The ART of Data Mining - Practical Learnings from Real-world Data Mining applications
Submitted by Shailesh Kumar (@shkumar) on Tuesday, 3 June 2014
Machine Learning and data mining is part SCIENCE (ML algorithms, optimization), part ENGINEERING (large scale modeling, real-time decisions), part PROCESS (data understanding, feature engineering, modelling, evaluation, and deployment), and part ART. In this talk we will focus more on the "ART of data mining" - the little things that make the big difference in the quality and sophistication of machine learning models we build. Using real-world analytics problems from a variety of domains, we will share a number of practical learnings in:
(1) The art of understanding the data better - (e.g. visualization of text data in a semantic space)

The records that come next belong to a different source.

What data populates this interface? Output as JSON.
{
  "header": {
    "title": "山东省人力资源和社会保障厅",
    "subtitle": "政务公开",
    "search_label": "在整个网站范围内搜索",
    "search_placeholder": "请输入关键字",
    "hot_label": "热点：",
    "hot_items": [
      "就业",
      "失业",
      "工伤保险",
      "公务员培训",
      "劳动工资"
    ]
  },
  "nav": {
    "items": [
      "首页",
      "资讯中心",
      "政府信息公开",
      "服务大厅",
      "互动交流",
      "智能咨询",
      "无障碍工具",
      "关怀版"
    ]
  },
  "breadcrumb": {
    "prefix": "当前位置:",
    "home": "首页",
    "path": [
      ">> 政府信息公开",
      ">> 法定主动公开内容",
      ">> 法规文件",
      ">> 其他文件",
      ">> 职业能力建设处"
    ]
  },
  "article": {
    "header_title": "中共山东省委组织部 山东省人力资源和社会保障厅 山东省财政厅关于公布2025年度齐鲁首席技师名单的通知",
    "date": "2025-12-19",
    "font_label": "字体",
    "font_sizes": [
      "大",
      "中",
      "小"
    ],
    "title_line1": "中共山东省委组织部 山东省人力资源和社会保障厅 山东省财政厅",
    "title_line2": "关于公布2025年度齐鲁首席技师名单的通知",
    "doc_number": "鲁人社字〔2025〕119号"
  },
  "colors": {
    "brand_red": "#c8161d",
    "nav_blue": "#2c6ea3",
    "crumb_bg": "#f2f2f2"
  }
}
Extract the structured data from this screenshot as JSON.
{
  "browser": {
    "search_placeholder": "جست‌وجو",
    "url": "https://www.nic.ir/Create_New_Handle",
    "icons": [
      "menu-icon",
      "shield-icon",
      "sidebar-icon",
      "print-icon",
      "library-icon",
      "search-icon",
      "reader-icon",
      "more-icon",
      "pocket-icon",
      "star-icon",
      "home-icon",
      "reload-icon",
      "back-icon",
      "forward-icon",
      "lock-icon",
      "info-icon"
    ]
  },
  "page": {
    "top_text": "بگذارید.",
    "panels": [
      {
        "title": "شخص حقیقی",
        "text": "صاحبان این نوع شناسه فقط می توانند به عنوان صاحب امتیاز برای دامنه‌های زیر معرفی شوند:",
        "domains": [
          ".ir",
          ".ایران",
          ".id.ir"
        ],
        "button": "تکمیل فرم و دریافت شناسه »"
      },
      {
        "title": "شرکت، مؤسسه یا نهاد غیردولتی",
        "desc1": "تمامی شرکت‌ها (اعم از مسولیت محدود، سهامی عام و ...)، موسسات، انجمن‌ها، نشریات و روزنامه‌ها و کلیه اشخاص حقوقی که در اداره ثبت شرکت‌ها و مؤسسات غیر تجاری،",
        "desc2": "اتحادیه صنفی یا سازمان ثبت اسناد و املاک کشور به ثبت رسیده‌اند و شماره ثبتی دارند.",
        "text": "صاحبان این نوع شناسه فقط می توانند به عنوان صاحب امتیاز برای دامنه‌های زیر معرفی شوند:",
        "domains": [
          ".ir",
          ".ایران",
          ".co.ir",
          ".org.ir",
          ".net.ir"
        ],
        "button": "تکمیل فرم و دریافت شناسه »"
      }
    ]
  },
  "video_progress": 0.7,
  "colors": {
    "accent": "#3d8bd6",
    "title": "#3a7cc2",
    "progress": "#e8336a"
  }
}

(2) The art of feature engineering - (e.g. converting raw inputs into meaningful and discriminative features)
(3) The art of dealing with nuances in class labels - (e.g. creating, sampling, and cleaning up class labels)
(4) The art of combining labeled and unlabeled data - (e.g. semi-supervised and active learning)
(5) The art of decomposing a complex modelling problem into simpler ones - (e.g. divide and conquer)
(6) The art of using textual features with structured features to build models, etc.
The key objective of the talk is to share some of the learnings that might come in handy while "designing" and "debugging" machine learning solutions and to give a fresh perspective on why data mining is still mostly an ART.
The role of a data scientist has evolved in the last few years from someone who can "put-together" a "modelling pipeline" to someone who can: (a) "understand" the data beyond basic statistics and simple visualizations, (b) extract "deep" and "novel" insights from the data, (c) engineer "better features" to fairly distribute complexity between features and models, (d) visualize and make sense of complex data types like networks, unstructured text corpora, etc., and (e) create innovative ways of harnessing data to make smarter decisions.
In order to create "magic from data", a data scientist must go beyond the SCIENCE, ENGINEERING, and PROCESS and delve into the ART of data mining. In this talk I will share a number of "mistakes" and "innovations" in this context that helped me build better models in domains as diverse as remote sensing, text classification, text clustering, fraud detection, information retrieval, bioinformatics, retail data mining, and image understanding, etc.
These practical insights might help the audience pay attention to the right details in the modelling process, look for model improvements in the right places, be more creative with their data and use its full potential, and even overcome the limitations of their modeling tools.
This talk is more about modelling methodology insights than tools and algorithms. Some prior experience with building machine learning models (in any domaiin, using any technique) might be helpful but not required.